Tap a glass bottle, a tuning fork or a brake disc – each rings differently. This "voice" of a part is a fingerprint of its geometry, mass and material. Knowing the fingerprint means recognising changes.
The simplest oscillator: mass-spring system
m · ẍ + c · ẋ + k · x = 0
Neglecting damping and using x(t) = X · cos(ωt):
ω0 = √(k / m) and f0 = (1 / 2π) · √(k / m)
- Stiffer parts vibrate higher.
- Heavier parts vibrate lower.
- Both enter via square root – changes are sub-proportional.
Real parts have many natural frequencies
A brake disc has infinitely many modes. The first few dominate the acoustic response:
- Mode 1: first axial bending (800–1,200 Hz)
- Mode 2: torsion (1,500–2,200 Hz)
- Mode 3: second bending (2,800–3,600 Hz)

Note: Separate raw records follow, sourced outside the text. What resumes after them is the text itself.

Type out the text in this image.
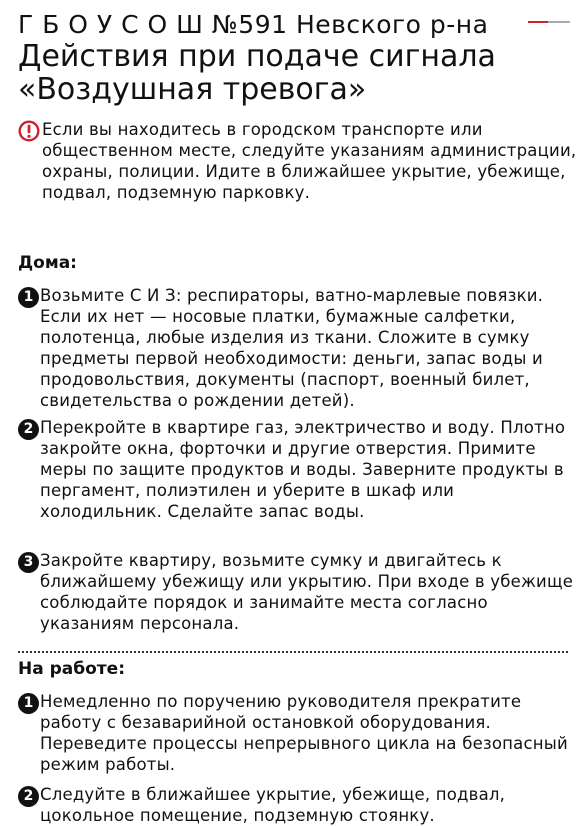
Г Б О У С О Ш №591 Невского р-на
Действия при подаче сигнала
«Воздушная тревога»

Если вы находитесь в городском транспорте или общественном месте, следуйте указаниям администрации, охраны, полиции. Идите в ближайшее укрытие, убежище, подвал, подземную парковку.

Дома:
1 Возьмите С И З: респираторы, ватно-марлевые повязки. Если их нет — носовые платки, бумажные салфетки, полотенца, любые изделия из ткани. Сложите в сумку предметы первой необходимости: деньги, запас воды и продовольствия, документы (паспорт, военный билет, свидетельства о рождении детей).

2 Перекройте в квартире газ, электричество и воду. Плотно закройте окна, форточки и другие отверстия. Примите меры по защите продуктов и воды. Заверните продукты в пергамент, полиэтилен и уберите в шкаф или холодильник. Сделайте запас воды.

3 Закройте квартиру, возьмите сумку и двигайтесь к ближайшему убежищу или укрытию. При входе в убежище соблюдайте порядок и занимайте места согласно указаниям персонала.

На работе:
1 Немедленно по поручению руководителя прекратите работу с безаварийной остановкой оборудования. Переведите процессы непрерывного цикла на безопасный режим работы.

2 Следуйте в ближайшее укрытие, убежище, подвал, цокольное помещение, подземную стоянку.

- Mode 4: plate mode (4,000–5,500 Hz)
Why cracks shift natural frequencies
A crack locally reduces stiffness. If k drops by 1 %, the corresponding natural frequency drops ~0.5 % (square root). Sounds small – at 4 kHz that is 20 Hz, easily measurable.
Modal parameters
| Parameter | Symbol | Meaning |
|---|---|---|
| Natural frequency | f0 | stiffness / mass |
| Mode shape | Φ(x,y) | spatial vibration pattern |
| Modal damping | ζ | energy loss, often elevated by defects |
| Modal mass | mr | excitability of the mode |
Industrial use in four steps
- Capture 30–100 OK parts as masters.
- Statistical tolerance build per mode.
- Inline excitation, capture, comparison.
- ML refinement for subtle defect signatures.
Practical example: brake disc
A brake disc (Ø 320 mm, 6 kg) typically has Mode 4 at 4,320 Hz, ±18 Hz scatter (3σ). An 8 mm hairline crack reproducibly lowers this by 35–55 Hz. False negative rate < 10 ppm in series.